Once the FDA confirms the initial requirements have been met, it could restart the site in southwest Michigan within two weeks, Abbott reported in a statement.
It would begin producing EleCare, Alimentum and metabolic formulas first and then start making Similac and other formulas. From the time Abbott restarts the site, it will take six to eight weeks before product is available on shelves.
“Our number one priority is getting infants and families the high-quality formulas they need, and this is a major step toward re-opening our Sturgis facility so we can ease the nationwide formula shortage. We look forward to working with the FDA to quickly and safely re-open the facility,” Robert B. Ford, chairman and chief executive officer, said in the statement.
“We know millions of parents and caregivers depend on us and we’re deeply sorry that our voluntary recall worsened the nationwide formula shortage. We will work hard to re-earn the trust that moms, dads and caregivers have placed in our formulas for more than 50 years.”

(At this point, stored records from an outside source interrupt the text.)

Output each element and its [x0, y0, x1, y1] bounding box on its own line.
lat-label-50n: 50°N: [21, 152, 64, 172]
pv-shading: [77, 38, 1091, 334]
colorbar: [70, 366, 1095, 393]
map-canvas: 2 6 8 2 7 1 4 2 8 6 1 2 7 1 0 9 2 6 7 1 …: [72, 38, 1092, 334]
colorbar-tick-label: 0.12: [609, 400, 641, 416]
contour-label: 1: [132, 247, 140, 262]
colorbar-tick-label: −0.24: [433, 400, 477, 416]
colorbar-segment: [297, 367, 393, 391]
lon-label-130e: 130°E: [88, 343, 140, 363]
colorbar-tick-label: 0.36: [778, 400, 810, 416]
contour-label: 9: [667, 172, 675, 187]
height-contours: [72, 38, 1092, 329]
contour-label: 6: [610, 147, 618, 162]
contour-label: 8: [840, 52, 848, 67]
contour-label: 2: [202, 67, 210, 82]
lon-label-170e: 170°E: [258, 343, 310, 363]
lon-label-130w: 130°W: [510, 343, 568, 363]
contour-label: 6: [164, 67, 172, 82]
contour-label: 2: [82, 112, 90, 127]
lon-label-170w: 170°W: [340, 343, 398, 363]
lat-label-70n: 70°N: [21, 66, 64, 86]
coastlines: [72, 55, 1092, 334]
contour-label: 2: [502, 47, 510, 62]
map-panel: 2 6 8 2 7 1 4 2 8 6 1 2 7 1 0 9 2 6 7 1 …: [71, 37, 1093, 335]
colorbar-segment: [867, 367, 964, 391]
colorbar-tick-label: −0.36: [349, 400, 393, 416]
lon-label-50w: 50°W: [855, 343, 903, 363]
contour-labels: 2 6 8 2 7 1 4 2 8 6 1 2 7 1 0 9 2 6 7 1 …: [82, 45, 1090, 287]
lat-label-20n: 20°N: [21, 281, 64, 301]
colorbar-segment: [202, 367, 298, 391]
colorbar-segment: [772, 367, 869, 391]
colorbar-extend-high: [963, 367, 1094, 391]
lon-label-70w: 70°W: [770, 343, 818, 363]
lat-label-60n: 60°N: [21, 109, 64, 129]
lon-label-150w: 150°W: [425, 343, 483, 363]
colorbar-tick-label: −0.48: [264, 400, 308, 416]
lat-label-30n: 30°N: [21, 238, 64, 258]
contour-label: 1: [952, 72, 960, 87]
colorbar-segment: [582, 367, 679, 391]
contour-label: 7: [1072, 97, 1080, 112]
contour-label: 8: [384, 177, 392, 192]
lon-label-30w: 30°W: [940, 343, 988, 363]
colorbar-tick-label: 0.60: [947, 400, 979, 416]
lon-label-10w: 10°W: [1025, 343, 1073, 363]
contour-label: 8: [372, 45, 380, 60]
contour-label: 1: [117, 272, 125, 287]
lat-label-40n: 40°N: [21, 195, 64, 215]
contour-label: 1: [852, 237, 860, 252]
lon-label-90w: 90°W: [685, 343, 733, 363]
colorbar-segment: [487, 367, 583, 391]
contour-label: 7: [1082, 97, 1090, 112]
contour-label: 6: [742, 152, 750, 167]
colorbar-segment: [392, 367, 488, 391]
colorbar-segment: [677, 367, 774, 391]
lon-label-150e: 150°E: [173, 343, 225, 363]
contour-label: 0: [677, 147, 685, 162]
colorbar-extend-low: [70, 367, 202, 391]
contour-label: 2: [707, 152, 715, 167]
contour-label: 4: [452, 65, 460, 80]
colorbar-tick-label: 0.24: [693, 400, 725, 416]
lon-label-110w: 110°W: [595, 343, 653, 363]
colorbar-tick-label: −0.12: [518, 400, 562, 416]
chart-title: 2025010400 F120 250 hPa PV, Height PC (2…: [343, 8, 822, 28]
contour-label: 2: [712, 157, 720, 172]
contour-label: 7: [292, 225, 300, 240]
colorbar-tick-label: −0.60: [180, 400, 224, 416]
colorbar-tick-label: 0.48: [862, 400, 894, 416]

The baby formula supply shortage was triggered in part by the closure of Abbott Nutrition’s manufacturing plant in Michigan after four infants who consumed formula from the facility fell ill from bacterial infections, two of whom subsequently died. Abbott is the largest infant formula manufacturer in the U.S.
Inspections by the FDA found the presence of Cronobacter sakazakii, a bacteria that can cause blood infection, at the Sturgis, Mich. plant. Abbott internal records also showed that the company destroyed some of its product due to the presence of the bacteria at the plant, according to the FDA.
“Today’s action means that Abbott Nutrition has agreed to address certain issues that the agency identified at their infant formula production facility in Michigan. The public should rest assured that the agency will do everything possible to continue ensuring that infant and other specialty formulas produced by the company meet the FDA’s safety and quality standards, which American consumers have come to expect and deserve,” said FDA Commissioner Robert M. Califf, M.D.
“We recognize the hardships that parents and caregivers have faced in obtaining infant formula and the FDA is focused on boosting the availability of the country’s supply of these products, including new steps regarding importation. We are also taking a look at the supply of infant formulas developed by manufacturers across the country and around the world to determine if a reallocation of their distribution can be made to help get the right product to the right place, at the right time.”
In the meantime, the FDA is also continuing to implement several important steps to improve the supply of infant and specialty formula products in the U.S. The agency has been in ongoing discussions with all infant formula manufacturers who are reporting that they are all producing at an expanded capacity.